Dans le cas de ma grand-mère, je pense qu'elle serait en meilleure forme physique si plus de gens étaient formés aux spécificités psychologiques de la gériatrie. Par exemple, elle ne peut plus marcher parce qu'elle n'a pas fait ce qu'il fallait niveau kiné. Et il faut le dire, beaucoup de kiné font ce métier parce qu'ils viennent d'un milieu sportif, ils sont moyennement intéressés par le vieille dame malade pour qui traverser la pièce toute seule est déjà un exploit. Donc quand la vieille dame leur dit à chaque fois qu'ils viennent qu'elle ne veut pas faire leurs exercices aujourd'hui et qu'elle préfère dormir, ils ont moyennement la motivation pour trouver une solution. Je ne leur jette pas la pierre du coup, mais la vieillesse n'est pas une spécialité jugée très sexy ou même très utile (puisque les vieux vont mourir bientôt n'est-ce pas donc à quoi bon), donc elle est largement sous-estimée dans l'enseignement des professions de santé.
Du coup à force de sécher la kiné pendant des mois et de dire qu'elle préférait rester au lit, ma grand-mère n'a plus les muscles pour se lever de son lit sans que ce soit un effort incroyable.
Bref, de mon expérience, ma grand-mère aurait une vie vachement plus agréable si la société savait s'occuper de ses personnes âgées, notamment en trouvant des activités qu'elle peut faire depuis son lit quand elle est seule à part regarder le plafond, des moyens de lui donner un but personnel, ou en apprenant à leur parler pour les convaincre de faire la rééducation dont elles ont besoin.
Et surtout, à les aider à accepter leur maladie et leur état. Les pires moments avec ma grand-mère, ça a été quand elle n'acceptait pas du tout sa situation, ça la mettait en colère, elle était horrible avec tout le monde. Il y a eu une période où c'était vraiment flippant car elle refusait toutes les aides possible donc elle se retrouvait chez elle, à moitié grabataire et aveugle à manger des trucs moisis parce qu'elle ne pouvait pas cuisiner toute seule ou faire des courses, à vivre avec des vêtements sales, des déchets partout, à hurler sur tout le monde. Puis finalement, elle a fini par accepter sa situation, sa maladie et son handicap, qu'elle avait besoin d'aide et ne pouvait pas faire sans, et à partir de là, elle s'est vachement détendue.

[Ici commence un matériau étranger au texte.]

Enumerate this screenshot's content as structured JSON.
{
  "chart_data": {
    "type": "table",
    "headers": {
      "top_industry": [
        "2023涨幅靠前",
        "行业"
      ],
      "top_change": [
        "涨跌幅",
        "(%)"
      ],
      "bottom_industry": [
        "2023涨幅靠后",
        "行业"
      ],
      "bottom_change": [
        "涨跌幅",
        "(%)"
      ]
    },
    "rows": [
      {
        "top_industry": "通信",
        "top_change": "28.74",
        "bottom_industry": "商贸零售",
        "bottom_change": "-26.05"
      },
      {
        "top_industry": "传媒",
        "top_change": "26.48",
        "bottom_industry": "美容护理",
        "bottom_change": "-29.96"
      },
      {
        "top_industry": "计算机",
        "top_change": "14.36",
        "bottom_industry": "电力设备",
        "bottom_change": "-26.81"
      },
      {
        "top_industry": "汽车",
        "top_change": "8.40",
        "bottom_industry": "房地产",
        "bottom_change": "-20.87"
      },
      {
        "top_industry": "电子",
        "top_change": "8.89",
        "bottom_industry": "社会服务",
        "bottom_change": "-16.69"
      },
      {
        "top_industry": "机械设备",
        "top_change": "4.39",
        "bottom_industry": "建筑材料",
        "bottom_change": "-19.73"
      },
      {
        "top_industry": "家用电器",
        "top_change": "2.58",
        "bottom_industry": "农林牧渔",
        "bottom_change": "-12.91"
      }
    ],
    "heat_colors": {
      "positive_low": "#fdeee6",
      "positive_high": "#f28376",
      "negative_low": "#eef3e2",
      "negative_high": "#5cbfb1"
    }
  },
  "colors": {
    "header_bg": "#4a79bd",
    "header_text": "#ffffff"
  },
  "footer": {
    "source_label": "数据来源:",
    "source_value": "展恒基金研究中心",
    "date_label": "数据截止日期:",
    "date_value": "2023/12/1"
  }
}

Accepter que notre corps peut se dégrader, et notre état mental aussi, et qu'on pourra quand même être très heureux, c'est quelque chose qu'on ne nous apprend pas du tout dans notre société, on nous apprend plutôt à le vivre comme une malédiction, un drame, la fin de tout, au lieu de le voir avant tout comme un composant de la vie que la société peut nous aider à compenser au mieux. Si la société arrive à cet état où chaque invidu vieillissant est un peu nostalgique de sa jeunesse fringante mais bon, c'est comme ça, je me concentre sur avoir une belle vie à mon niveau à présent, alors oui, ceux qui choisiront l'euthanasie le feront de manière tout à fait éclairée et pas parce qu'ils ne voient pas d'alternatives. En attendant, je trouve quand même le débat très épineux quand on ne parle pas de douleurs insupportables et incurables.
Donc de mon côté, je trouve qu'on devrait d'abord faire campagne pour améliorer les droits des personnes âgées avant de faire campagne pour le droit à l'euthanasie des personnes âgées. Et là je parle que des personnes âgées car c'est la situation que je connais, mais j'imagine que ça peut s'étendre à d'autres situations de dépendance.